As a final mini-exercise, let’s touch quickly on the “main ideas” behind the tiled lighting algorithm. When performing tiled lighting, we break up the “for all light sources” loop above into two separate loops. In an initial light prepass, we compute light visibility on a per-tile basis. Then in a secondary loop, we accumulate the irradiance per tile fragment, considering only the lights known to be visible in a given tile.

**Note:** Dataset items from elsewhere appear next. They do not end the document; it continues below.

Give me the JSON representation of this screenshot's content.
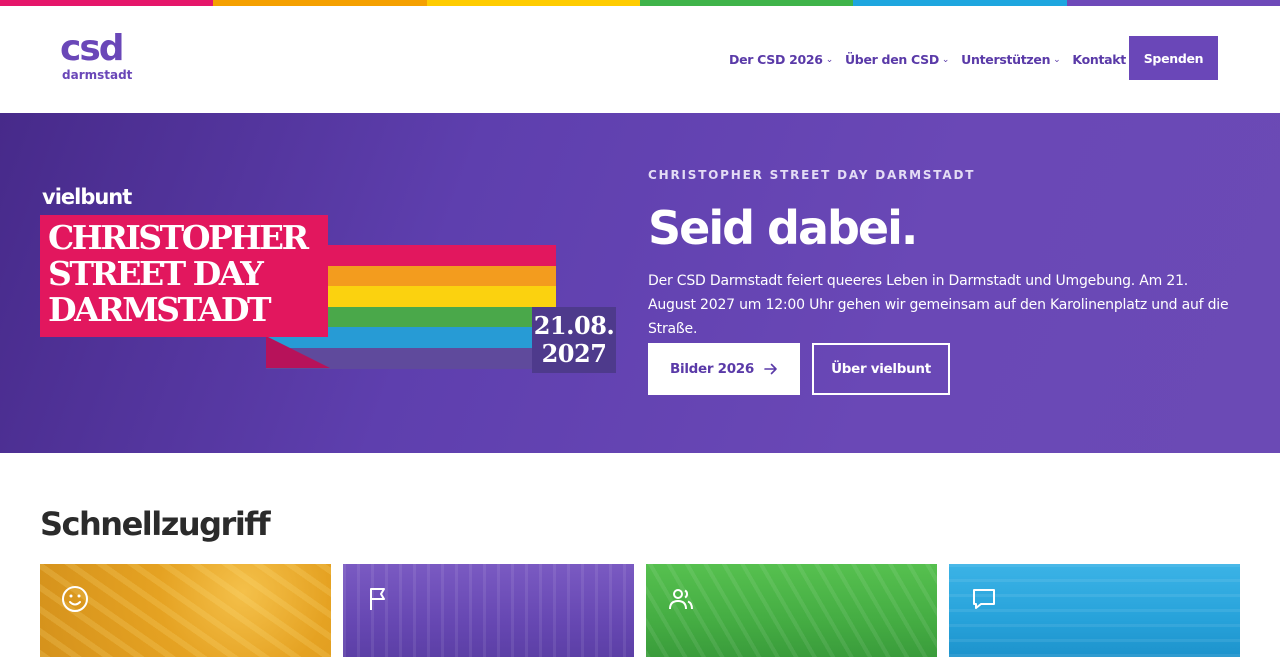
{
  "rainbow_colors": [
    "#e5166a",
    "#f5a000",
    "#ffcc00",
    "#3fb44a",
    "#1ea6df",
    "#6e4ab9"
  ],
  "logo": {
    "mark": "csd",
    "town": "darmstadt"
  },
  "nav": {
    "items": [
      {
        "label": "Der CSD 2026",
        "icon": "chevron-down-icon"
      },
      {
        "label": "Über den CSD",
        "icon": "chevron-down-icon"
      },
      {
        "label": "Unterstützen",
        "icon": "chevron-down-icon"
      },
      {
        "label": "Kontakt",
        "icon": "chevron-down-icon"
      }
    ],
    "donate_label": "Spenden"
  },
  "hero": {
    "poster": {
      "brand": "vielbunt",
      "title_lines": [
        "CHRISTOPHER",
        "STREET DAY",
        "DARMSTADT"
      ],
      "date_lines": [
        "21.08.",
        "2027"
      ],
      "flag_colors": [
        "#e2175e",
        "#f39c1e",
        "#fbd20f",
        "#4aa84a",
        "#279bd5",
        "#5f4a9c"
      ]
    },
    "eyebrow": "CHRISTOPHER STREET DAY DARMSTADT",
    "title": "Seid dabei.",
    "description": "Der CSD Darmstadt feiert queeres Leben in Darmstadt und Umgebung. Am 21. August 2027 um 12:00 Uhr gehen wir gemeinsam auf den Karolinenplatz und auf die Straße.",
    "primary_button": {
      "label": "Bilder 2026",
      "icon": "arrow-right-icon"
    },
    "secondary_button": {
      "label": "Über vielbunt"
    }
  },
  "quick_access": {
    "title": "Schnellzugriff",
    "cards": [
      {
        "icon": "smiley-icon",
        "color": "#e8a21a"
      },
      {
        "icon": "flag-icon",
        "color": "#6b4ab6"
      },
      {
        "icon": "people-icon",
        "color": "#49b649"
      },
      {
        "icon": "chat-bubble-icon",
        "color": "#26a3db"
      }
    ]
  }
}
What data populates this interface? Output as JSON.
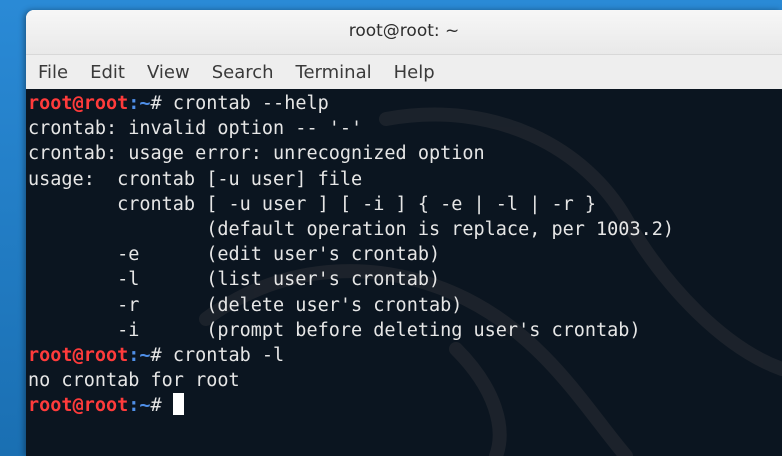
{
  "window": {
    "title": "root@root: ~"
  },
  "menu": [
    "File",
    "Edit",
    "View",
    "Search",
    "Terminal",
    "Help"
  ],
  "prompt": {
    "user_host": "root@root",
    "path": ":~",
    "symbol": "# "
  },
  "terminal": {
    "lines": [
      {
        "type": "prompt",
        "command": "crontab --help"
      },
      {
        "type": "output",
        "text": "crontab: invalid option -- '-'"
      },
      {
        "type": "output",
        "text": "crontab: usage error: unrecognized option"
      },
      {
        "type": "output",
        "text": "usage:  crontab [-u user] file"
      },
      {
        "type": "output",
        "text": "        crontab [ -u user ] [ -i ] { -e | -l | -r }"
      },
      {
        "type": "output",
        "text": "                (default operation is replace, per 1003.2)"
      },
      {
        "type": "output",
        "text": "        -e      (edit user's crontab)"
      },
      {
        "type": "output",
        "text": "        -l      (list user's crontab)"
      },
      {
        "type": "output",
        "text": "        -r      (delete user's crontab)"
      },
      {
        "type": "output",
        "text": "        -i      (prompt before deleting user's crontab)"
      },
      {
        "type": "prompt",
        "command": "crontab -l"
      },
      {
        "type": "output",
        "text": "no crontab for root"
      },
      {
        "type": "prompt",
        "command": "",
        "cursor": true
      }
    ]
  },
  "colors": {
    "terminal_bg": "#0b1520",
    "prompt_user": "#ff3b3b",
    "prompt_path": "#4f8fe8",
    "text": "#e6e6e6"
  },
  "icons": {
    "background": "kali-dragon-watermark"
  }
}
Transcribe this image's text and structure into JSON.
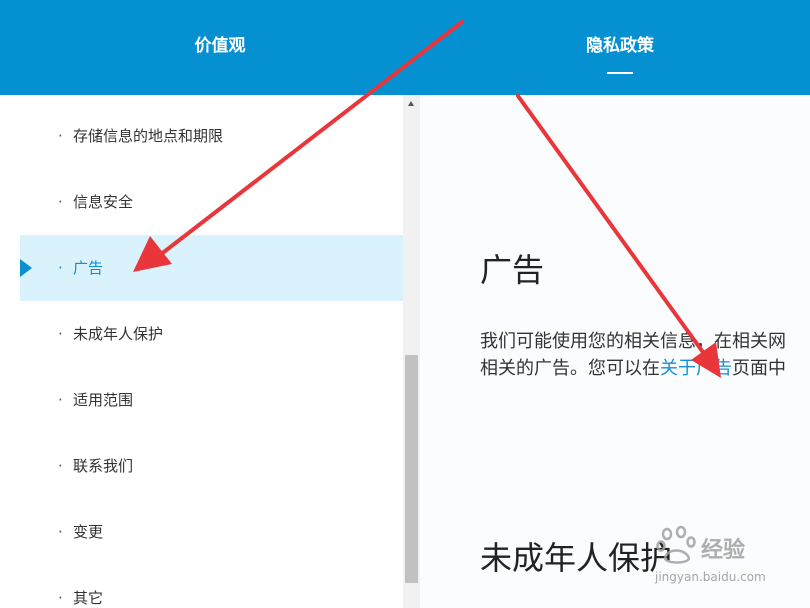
{
  "header": {
    "tabs": [
      {
        "label": "价值观"
      },
      {
        "label": "隐私政策"
      }
    ]
  },
  "sidebar": {
    "items": [
      {
        "label": "存储信息的地点和期限",
        "bullet": "·"
      },
      {
        "label": "信息安全",
        "bullet": "·"
      },
      {
        "label": "广告",
        "bullet": "·",
        "active": true
      },
      {
        "label": "未成年人保护",
        "bullet": "·"
      },
      {
        "label": "适用范围",
        "bullet": "·"
      },
      {
        "label": "联系我们",
        "bullet": "·"
      },
      {
        "label": "变更",
        "bullet": "·"
      },
      {
        "label": "其它",
        "bullet": "·"
      }
    ]
  },
  "content": {
    "section1_title": "广告",
    "para_line1": "我们可能使用您的相关信息，在相关网",
    "para_line2_pre": "相关的广告。您可以在",
    "para_link": "关于广告",
    "para_line2_post": "页面中",
    "section2_title": "未成年人保护"
  },
  "watermark": {
    "brand": "经验",
    "url": "jingyan.baidu.com"
  },
  "colors": {
    "header_bg": "#0590d2",
    "active_bg": "#daf2fb",
    "accent": "#0a8fcf",
    "link": "#1490d6",
    "arrow": "#e8363b"
  }
}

In view of the tradeoffs discussed above, here are the observations we can make:

We potentially save dispatching work for lights that don’t effect large swaths of pixels due to visibility
We need to store additional data per tile corresponding to the lights affecting the tile
We need to query the light list per tile and write it out. We still traverse the list of all lights once.
No precision lost because we’re writing lossless data (light ids per tile)
We can potentially specialize shaders better based on the permutations of light types present per-tile

When encountering variants or extensions of this technique, I recommend performing a similar analysis to understand in a broad sense what tradeoffs are made. Extensions and variants to consider are clustered lighting (subdivision not just in x/y but also along z), and employing a bimodal depth split per-tile.

Summary

This post is admittedly pretty disorganized (sorry!). The main takeaway hopefully is the list of things to have in your back of your mind when trying to understand what the goal of a technique is. Below is a small table with the various considerations discussed above, in addition to other miscellaneous considerations:

Tradeoff	Description
Overdraw/Noops	What work is wasted due to occlusion or visibility?
Memory storage	What are storage costs needed to save intermediate results? Can I use those intermediate results elsewhere?
Memory bandwidth	How much traffic to transient storage is needed?
Precision	What precision is sacrificed?
Shader Specialization	Between having granular shaders per step vs a single ubershader, what specialization does the technique afford?
Hardware usage	What dedicated hardware is used or forgone (registers, LDS, caches, execution units, etc.)?
Coherence	Does the technique permit loop structuring that accesses memory more coherently?
Complexity	How many optimizations are needed to make the technique tenable?

All of the tradeoffs above need to be considered for your project and the content that is needed. Once you understand the broad strokes of the algorithms and “alt pipelines,” you should be able to sprinkle the gamut of optimizations available to each technique (scalarization, depth range splitting, use of APIs such as multidraw, dispatch indirect, etc.).